Copilot Isn't a Strategy
The biggest lie in enterprise tech right now is that buying Copilot means you have an AI strategy.
You don’t. You have a productivity tool. And so does every single one of your competitors.
The issue with the “Copilot-ification” of everything is that generic tools produce generic results.
Microsoft’s strategy is to put a standardized chatbot in every sidebar. As far as strategies go, it’s not a bad one. It can summarize an email. It can rephrase a document. But all it truly does is raise the floor of competence.

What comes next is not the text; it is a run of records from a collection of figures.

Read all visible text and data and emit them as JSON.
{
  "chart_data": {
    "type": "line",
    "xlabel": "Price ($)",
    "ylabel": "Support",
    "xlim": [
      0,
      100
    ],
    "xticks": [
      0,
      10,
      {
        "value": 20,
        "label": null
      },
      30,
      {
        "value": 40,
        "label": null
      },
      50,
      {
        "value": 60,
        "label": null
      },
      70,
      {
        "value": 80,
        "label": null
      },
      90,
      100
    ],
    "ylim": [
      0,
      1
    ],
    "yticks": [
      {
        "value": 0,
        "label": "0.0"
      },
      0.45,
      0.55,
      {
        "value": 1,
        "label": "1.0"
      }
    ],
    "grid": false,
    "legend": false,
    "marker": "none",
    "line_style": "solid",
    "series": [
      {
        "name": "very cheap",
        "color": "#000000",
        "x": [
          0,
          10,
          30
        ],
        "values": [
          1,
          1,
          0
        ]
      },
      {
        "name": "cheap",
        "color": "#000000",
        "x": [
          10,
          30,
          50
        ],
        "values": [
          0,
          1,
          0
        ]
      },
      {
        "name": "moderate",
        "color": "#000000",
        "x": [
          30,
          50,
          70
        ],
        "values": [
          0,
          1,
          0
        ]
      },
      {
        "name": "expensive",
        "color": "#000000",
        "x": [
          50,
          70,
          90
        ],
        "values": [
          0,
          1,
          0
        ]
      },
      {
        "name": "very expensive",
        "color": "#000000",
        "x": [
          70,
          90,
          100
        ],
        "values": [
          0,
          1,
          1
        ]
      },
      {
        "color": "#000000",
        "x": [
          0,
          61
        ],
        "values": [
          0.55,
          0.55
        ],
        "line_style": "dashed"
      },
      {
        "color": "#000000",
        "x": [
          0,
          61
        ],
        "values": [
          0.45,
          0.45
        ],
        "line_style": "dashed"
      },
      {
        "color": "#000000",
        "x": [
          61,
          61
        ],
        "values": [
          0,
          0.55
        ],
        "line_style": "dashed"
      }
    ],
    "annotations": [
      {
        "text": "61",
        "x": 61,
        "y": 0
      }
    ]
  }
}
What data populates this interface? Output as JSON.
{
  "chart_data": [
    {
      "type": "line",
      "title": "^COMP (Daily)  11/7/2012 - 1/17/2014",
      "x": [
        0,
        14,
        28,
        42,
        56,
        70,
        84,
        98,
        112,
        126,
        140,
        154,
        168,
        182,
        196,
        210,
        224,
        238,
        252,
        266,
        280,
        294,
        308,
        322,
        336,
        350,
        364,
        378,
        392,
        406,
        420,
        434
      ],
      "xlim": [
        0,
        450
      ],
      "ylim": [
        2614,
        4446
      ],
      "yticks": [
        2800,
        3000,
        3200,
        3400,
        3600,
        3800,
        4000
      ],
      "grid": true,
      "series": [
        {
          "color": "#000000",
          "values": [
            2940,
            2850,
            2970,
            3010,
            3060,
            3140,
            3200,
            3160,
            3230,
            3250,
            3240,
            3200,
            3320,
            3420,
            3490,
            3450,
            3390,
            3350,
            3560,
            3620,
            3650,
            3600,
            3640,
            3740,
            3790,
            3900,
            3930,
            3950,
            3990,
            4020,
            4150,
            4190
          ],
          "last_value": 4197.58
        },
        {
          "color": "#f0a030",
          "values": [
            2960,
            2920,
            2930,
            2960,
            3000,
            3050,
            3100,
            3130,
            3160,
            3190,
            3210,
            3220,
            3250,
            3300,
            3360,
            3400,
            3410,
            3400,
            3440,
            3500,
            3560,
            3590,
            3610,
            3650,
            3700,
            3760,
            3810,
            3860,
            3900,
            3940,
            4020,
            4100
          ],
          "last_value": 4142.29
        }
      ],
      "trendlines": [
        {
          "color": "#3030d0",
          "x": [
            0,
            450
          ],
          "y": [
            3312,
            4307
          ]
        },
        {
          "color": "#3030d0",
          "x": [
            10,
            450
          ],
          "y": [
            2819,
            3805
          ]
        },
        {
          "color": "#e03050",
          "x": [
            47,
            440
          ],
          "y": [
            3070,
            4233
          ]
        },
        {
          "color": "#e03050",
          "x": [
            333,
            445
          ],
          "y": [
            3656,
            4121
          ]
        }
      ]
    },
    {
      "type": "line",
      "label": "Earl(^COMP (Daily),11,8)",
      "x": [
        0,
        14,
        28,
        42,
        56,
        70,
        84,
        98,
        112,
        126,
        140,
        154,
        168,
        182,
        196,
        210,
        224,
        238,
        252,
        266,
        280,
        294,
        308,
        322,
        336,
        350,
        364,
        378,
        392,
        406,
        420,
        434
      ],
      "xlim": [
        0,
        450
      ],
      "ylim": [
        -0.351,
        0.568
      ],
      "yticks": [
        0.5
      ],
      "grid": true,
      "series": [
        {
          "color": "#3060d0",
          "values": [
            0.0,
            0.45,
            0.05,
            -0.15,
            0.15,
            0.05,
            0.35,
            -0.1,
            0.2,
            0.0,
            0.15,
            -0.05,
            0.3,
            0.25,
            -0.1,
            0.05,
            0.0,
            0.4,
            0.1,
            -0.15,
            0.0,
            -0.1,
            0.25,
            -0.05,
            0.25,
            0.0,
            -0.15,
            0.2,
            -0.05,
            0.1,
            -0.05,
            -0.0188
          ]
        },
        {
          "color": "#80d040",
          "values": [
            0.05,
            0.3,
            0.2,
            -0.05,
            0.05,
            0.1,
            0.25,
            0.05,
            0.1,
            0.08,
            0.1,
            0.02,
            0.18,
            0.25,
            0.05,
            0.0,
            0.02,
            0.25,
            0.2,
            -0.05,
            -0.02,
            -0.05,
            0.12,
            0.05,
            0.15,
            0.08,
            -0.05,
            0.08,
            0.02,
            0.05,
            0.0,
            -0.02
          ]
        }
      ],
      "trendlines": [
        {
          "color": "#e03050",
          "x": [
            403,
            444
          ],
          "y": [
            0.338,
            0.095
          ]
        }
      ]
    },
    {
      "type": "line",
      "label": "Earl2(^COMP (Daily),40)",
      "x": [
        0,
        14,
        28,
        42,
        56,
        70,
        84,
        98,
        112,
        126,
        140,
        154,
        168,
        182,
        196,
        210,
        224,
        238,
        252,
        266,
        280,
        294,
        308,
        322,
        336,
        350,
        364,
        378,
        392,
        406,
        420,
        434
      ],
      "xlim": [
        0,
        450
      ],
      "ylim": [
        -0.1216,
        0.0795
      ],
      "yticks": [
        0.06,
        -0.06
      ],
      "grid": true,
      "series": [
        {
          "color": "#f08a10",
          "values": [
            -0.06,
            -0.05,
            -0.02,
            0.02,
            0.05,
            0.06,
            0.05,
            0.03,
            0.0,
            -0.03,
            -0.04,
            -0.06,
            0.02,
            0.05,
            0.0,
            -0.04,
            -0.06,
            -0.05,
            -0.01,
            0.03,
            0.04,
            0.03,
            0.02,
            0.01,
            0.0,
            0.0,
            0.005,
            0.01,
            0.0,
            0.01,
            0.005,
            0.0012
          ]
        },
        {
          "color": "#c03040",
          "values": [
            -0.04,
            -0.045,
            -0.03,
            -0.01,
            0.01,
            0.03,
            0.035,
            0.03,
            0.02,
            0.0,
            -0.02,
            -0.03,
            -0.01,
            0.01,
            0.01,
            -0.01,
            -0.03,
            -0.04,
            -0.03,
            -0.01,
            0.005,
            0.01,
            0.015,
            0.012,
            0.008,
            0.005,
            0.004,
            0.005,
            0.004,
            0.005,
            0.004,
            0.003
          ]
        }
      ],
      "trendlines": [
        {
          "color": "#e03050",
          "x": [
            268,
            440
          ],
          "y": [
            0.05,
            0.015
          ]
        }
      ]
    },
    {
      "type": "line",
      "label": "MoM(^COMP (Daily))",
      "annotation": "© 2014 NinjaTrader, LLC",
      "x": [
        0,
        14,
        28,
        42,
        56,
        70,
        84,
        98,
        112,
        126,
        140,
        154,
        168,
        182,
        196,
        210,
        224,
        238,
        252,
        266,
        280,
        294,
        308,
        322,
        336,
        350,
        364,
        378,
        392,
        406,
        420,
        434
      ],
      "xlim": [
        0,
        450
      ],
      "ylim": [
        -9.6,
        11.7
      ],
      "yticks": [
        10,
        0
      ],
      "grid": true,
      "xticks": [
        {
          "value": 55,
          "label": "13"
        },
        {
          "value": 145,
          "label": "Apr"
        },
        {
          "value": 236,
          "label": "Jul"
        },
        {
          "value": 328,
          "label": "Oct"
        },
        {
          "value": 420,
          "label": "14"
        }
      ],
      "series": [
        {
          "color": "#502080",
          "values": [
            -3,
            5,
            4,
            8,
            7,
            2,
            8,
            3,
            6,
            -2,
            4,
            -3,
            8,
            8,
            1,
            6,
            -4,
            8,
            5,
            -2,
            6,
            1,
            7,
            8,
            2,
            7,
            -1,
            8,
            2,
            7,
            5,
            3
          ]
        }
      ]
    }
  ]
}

It cannot build your edge.
True value doesn’t come from asking a generalist bot to “summarize this file.” True value comes from building a bespoke system that understands your specific business logic, your risk tolerance, and your proprietary data.
This is what I love about Google-native and API-first environments. They don’t just give you a chatbot. They give you the building blocks to compose your own solutions.
- Copilot (or Gemini in Sheets, Gmail, or Docs) is asking an intern to read a document and give you the gist.
- Building with APIs is teaching a senior analyst exactly how to underwrite a deal using your specific investment thesis, then automating it to run on 500 deals a night.
One is a convenience. The other is a weapon.
If your environment restricts you to “consuming” AI through a vendor’s pre-packaged window, you will never get past the convenience phase. You will never build the tailor-made solution that fits your specific workflow like a glove.
Innovation isn’t using the same tool as everyone else.
It’s building the tool that only you could build.